- Thoughts for inspired living

August 22, 2008


Filed under: John Morgan's Blog — John Morgan @ 8:22 am

I read a statement in the paper this morning that I did not believe. It was from a radio talk show host whose wife had filled out some radio ratings diaries from a radio measurement company to indicate her radio listening habits. This practice is against the company rules. If there is a member of the media in the household, you must decline the survey. Everyone in broadcasting knows this. This woman admits to filling out diaries that boosted her husband’s ratings exponentially – enough so that the company investigated.

The husband’s statement is that she did it without his knowledge. I don’t believe that. Am I calling him a liar? No!

“If you don’t believe his statement, you must believe that he is lying.” No, that’s not accurate. Aristotle may agree with you but I don’t. Perhaps an explanation is in order.

Regarding this story, I don’t have access to the truth. I was not there and I don’t live inside this guy’s head. I have no way of knowing the truth for sure, yet I don’t believe him. That does not make him a liar. My statement is a comment on my capacity to believe or not. I have put the onus on my belief and not on whether he’s telling the truth.

There is a major distinction here that goes far beyond the confines of this ratings story.

How much truth do we hold on to that we cannot validate? If it can’t be validated, it’s not true. It may be true inside your head, but it is not the absolute truth – it’s relevant truth – relevant to what you believe. Relevant truth can be useful or not.

For example, there are so many things we believe that are useful, yet not true. Many assumptions cannot be proven but many assumptions have paved the way to many great accomplishments. Columbus comes to mind. The “truth” was the world was flat. His assumption proved otherwise. Or, as Colin Tipping has written in his book Radical Forgiveness,

“. . . it is worth noting that even the most widely accepted theories are based on assumptions for which there is very little hard evidence. For example, did you know that not one shred of evidence exists to support Darwin’s Theory of Evolution? Historically, that theory ranks as one of the biggest assumptions ever made.

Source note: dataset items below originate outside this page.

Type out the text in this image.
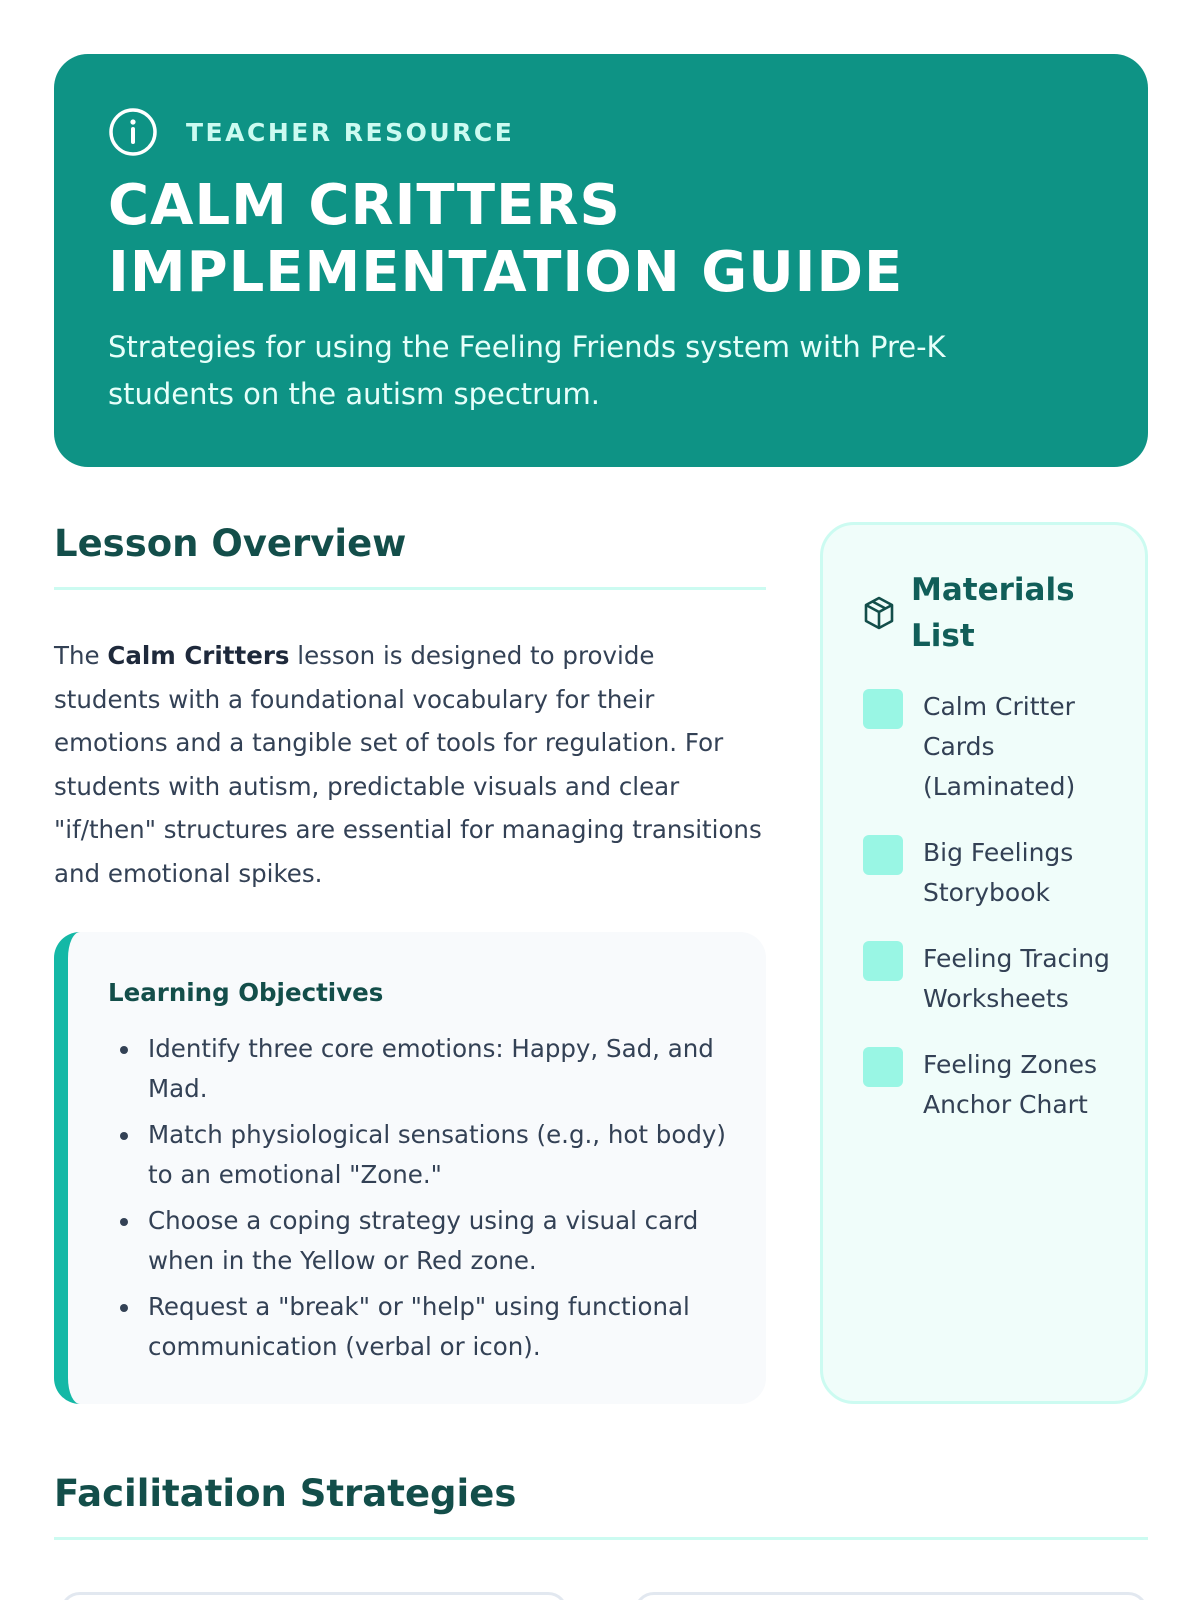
TEACHER RESOURCE
CALM CRITTERS
IMPLEMENTATION GUIDE

Strategies for using the Feeling Friends system with Pre-K students on the autism spectrum.

Lesson Overview

The Calm Critters lesson is designed to provide students with a foundational vocabulary for their emotions and a tangible set of tools for regulation. For students with autism, predictable visuals and clear "if/then" structures are essential for managing transitions and emotional spikes.

Learning Objectives
Identify three core emotions: Happy, Sad, and Mad.
Match physiological sensations (e.g., hot body) to an emotional "Zone."
Choose a coping strategy using a visual card when in the Yellow or Red zone.
Request a "break" or "help" using functional communication (verbal or icon).
Materials List
Calm Critter Cards (Laminated)
Big Feelings Storybook
Feeling Tracing Worksheets
Feeling Zones Anchor Chart
Facilitation Strategies
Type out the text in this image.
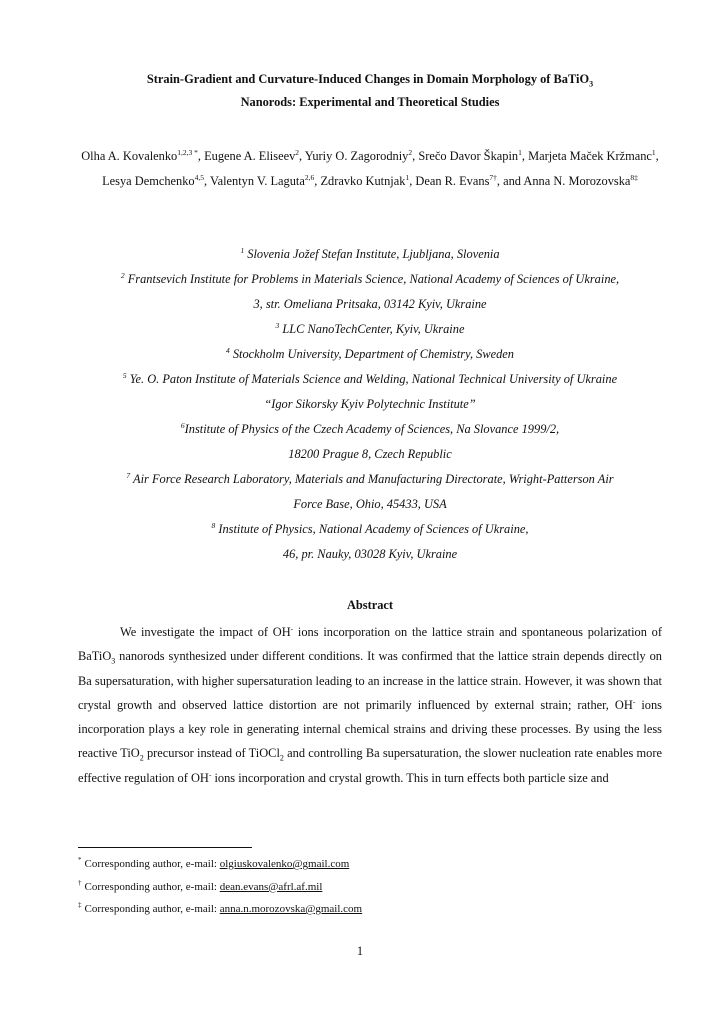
Strain-Gradient and Curvature-Induced Changes in Domain Morphology of BaTiO$_3$
Nanorods: Experimental and Theoretical Studies
Olha A. Kovalenko$^{1,2,3 *}$, Eugene A. Eliseev$^2$, Yuriy O. Zagorodniy$^2$, Srečo Davor Škapin$^1$, Marjeta Maček Kržmanc$^1$, Lesya Demchenko$^{4,5}$, Valentyn V. Laguta$^{2,6}$, Zdravko Kutnjak$^1$, Dean R. Evans$^{7\dagger}$, and Anna N. Morozovska$^{8\ddagger}$
$^1$ Slovenia Jožef Stefan Institute, Ljubljana, Slovenia
$^2$ Frantsevich Institute for Problems in Materials Science, National Academy of Sciences of Ukraine,
3, str. Omeliana Pritsaka, 03142 Kyiv, Ukraine
$^3$ LLC NanoTechCenter, Kyiv, Ukraine
$^4$ Stockholm University, Department of Chemistry, Sweden
$^5$ Ye. O. Paton Institute of Materials Science and Welding, National Technical University of Ukraine
“Igor Sikorsky Kyiv Polytechnic Institute”
$^6$Institute of Physics of the Czech Academy of Sciences, Na Slovance 1999/2,
18200 Prague 8, Czech Republic
$^7$ Air Force Research Laboratory, Materials and Manufacturing Directorate, Wright-Patterson Air
Force Base, Ohio, 45433, USA
$^8$ Institute of Physics, National Academy of Sciences of Ukraine,
46, pr. Nauky, 03028 Kyiv, Ukraine
Abstract

We investigate the impact of OH- ions incorporation on the lattice strain and spontaneous polarization of BaTiO$_3$ nanorods synthesized under different conditions. It was confirmed that the lattice strain depends directly on Ba supersaturation, with higher supersaturation leading to an increase in the lattice strain. However, it was shown that crystal growth and observed lattice distortion are not primarily influenced by external strain; rather, OH- ions incorporation plays a key role in generating internal chemical strains and driving these processes. By using the less reactive TiO$_2$ precursor instead of TiOCl$_2$ and controlling Ba supersaturation, the slower nucleation rate enables more effective regulation of OH- ions incorporation and crystal growth. This in turn effects both particle size and

* Corresponding author, e-mail: olgiuskovalenko@gmail.com
† Corresponding author, e-mail: dean.evans@afrl.af.mil
‡ Corresponding author, e-mail: anna.n.morozovska@gmail.com
1
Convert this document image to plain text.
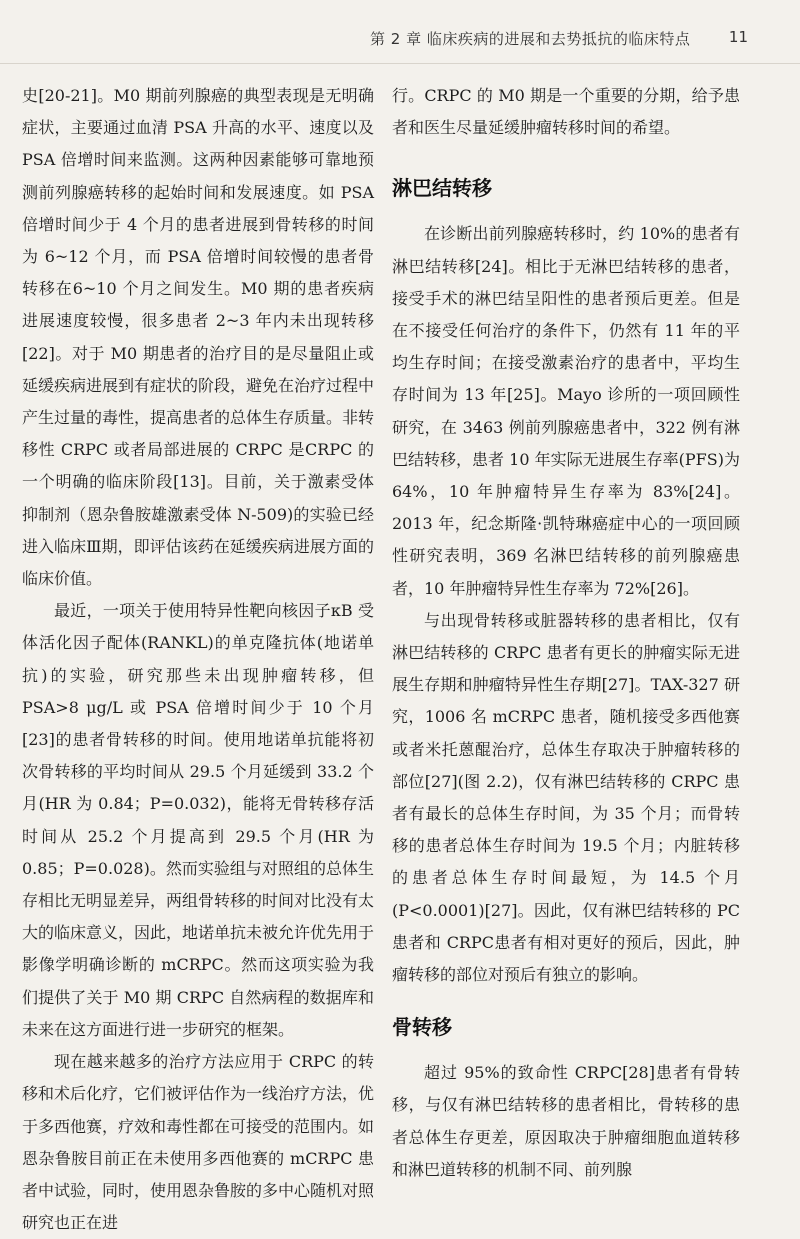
第 2 章 临床疾病的进展和去势抵抗的临床特点	11

史[20-21]。M0 期前列腺癌的典型表现是无明确症状，主要通过血清 PSA 升高的水平、速度以及 PSA 倍增时间来监测。这两种因素能够可靠地预测前列腺癌转移的起始时间和发展速度。如 PSA 倍增时间少于 4 个月的患者进展到骨转移的时间为 6~12 个月，而 PSA 倍增时间较慢的患者骨转移在6~10 个月之间发生。M0 期的患者疾病进展速度较慢，很多患者 2~3 年内未出现转移[22]。对于 M0 期患者的治疗目的是尽量阻止或延缓疾病进展到有症状的阶段，避免在治疗过程中产生过量的毒性，提高患者的总体生存质量。非转移性 CRPC 或者局部进展的 CRPC 是CRPC 的一个明确的临床阶段[13]。目前，关于激素受体抑制剂（恩杂鲁胺雄激素受体 N-509)的实验已经进入临床Ⅲ期，即评估该药在延缓疾病进展方面的临床价值。

最近，一项关于使用特异性靶向核因子κB 受体活化因子配体(RANKL)的单克隆抗体(地诺单抗)的实验，研究那些未出现肿瘤转移，但 PSA>8 μg/L 或 PSA 倍增时间少于 10 个月[23]的患者骨转移的时间。使用地诺单抗能将初次骨转移的平均时间从 29.5 个月延缓到 33.2 个月(HR 为 0.84；P=0.032)，能将无骨转移存活时间从 25.2 个月提高到 29.5 个月(HR 为 0.85；P=0.028)。然而实验组与对照组的总体生存相比无明显差异，两组骨转移的时间对比没有太大的临床意义，因此，地诺单抗未被允许优先用于影像学明确诊断的 mCRPC。然而这项实验为我们提供了关于 M0 期 CRPC 自然病程的数据库和未来在这方面进行进一步研究的框架。

现在越来越多的治疗方法应用于 CRPC 的转移和术后化疗，它们被评估作为一线治疗方法，优于多西他赛，疗效和毒性都在可接受的范围内。如恩杂鲁胺目前正在未使用多西他赛的 mCRPC 患者中试验，同时，使用恩杂鲁胺的多中心随机对照研究也正在进

行。CRPC 的 M0 期是一个重要的分期，给予患者和医生尽量延缓肿瘤转移时间的希望。

淋巴结转移

在诊断出前列腺癌转移时，约 10%的患者有淋巴结转移[24]。相比于无淋巴结转移的患者，接受手术的淋巴结呈阳性的患者预后更差。但是在不接受任何治疗的条件下，仍然有 11 年的平均生存时间；在接受激素治疗的患者中，平均生存时间为 13 年[25]。Mayo 诊所的一项回顾性研究，在 3463 例前列腺癌患者中，322 例有淋巴结转移，患者 10 年实际无进展生存率(PFS)为 64%，10 年肿瘤特异生存率为 83%[24]。2013 年，纪念斯隆·凯特琳癌症中心的一项回顾性研究表明，369 名淋巴结转移的前列腺癌患者，10 年肿瘤特异性生存率为 72%[26]。

与出现骨转移或脏器转移的患者相比，仅有淋巴结转移的 CRPC 患者有更长的肿瘤实际无进展生存期和肿瘤特异性生存期[27]。TAX-327 研究，1006 名 mCRPC 患者，随机接受多西他赛或者米托蒽醌治疗，总体生存取决于肿瘤转移的部位[27](图 2.2)，仅有淋巴结转移的 CRPC 患者有最长的总体生存时间，为 35 个月；而骨转移的患者总体生存时间为 19.5 个月；内脏转移的患者总体生存时间最短，为 14.5 个月(P<0.0001)[27]。因此，仅有淋巴结转移的 PC 患者和 CRPC患者有相对更好的预后，因此，肿瘤转移的部位对预后有独立的影响。

骨转移

超过 95%的致命性 CRPC[28]患者有骨转移，与仅有淋巴结转移的患者相比，骨转移的患者总体生存更差，原因取决于肿瘤细胞血道转移和淋巴道转移的机制不同、前列腺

It serves as the basic assumption behind all biological science and as the very foundation on which much of our accepted scientific truth rests. However, the fact that no evidence exists to prove this assumption true does not mean that the theory is invalid or not useful.”

We also hold as true some things that aren’t useful. How useful is prejudice? Talk to someone with a deep prejudice and you will find a deep relevant truth that can’t be validated, yet it is the foundation of his world.

My truth and your truth are mainly beliefs which cannot be validated. The absolute truth has no opposite. You won’t find truth in a debate – just relevant truths about peoples’ beliefs.

Take responsibility for your beliefs and stand up for them if you feel the need – just don’t make the mistake of labeling them as the truth. There will be consequences.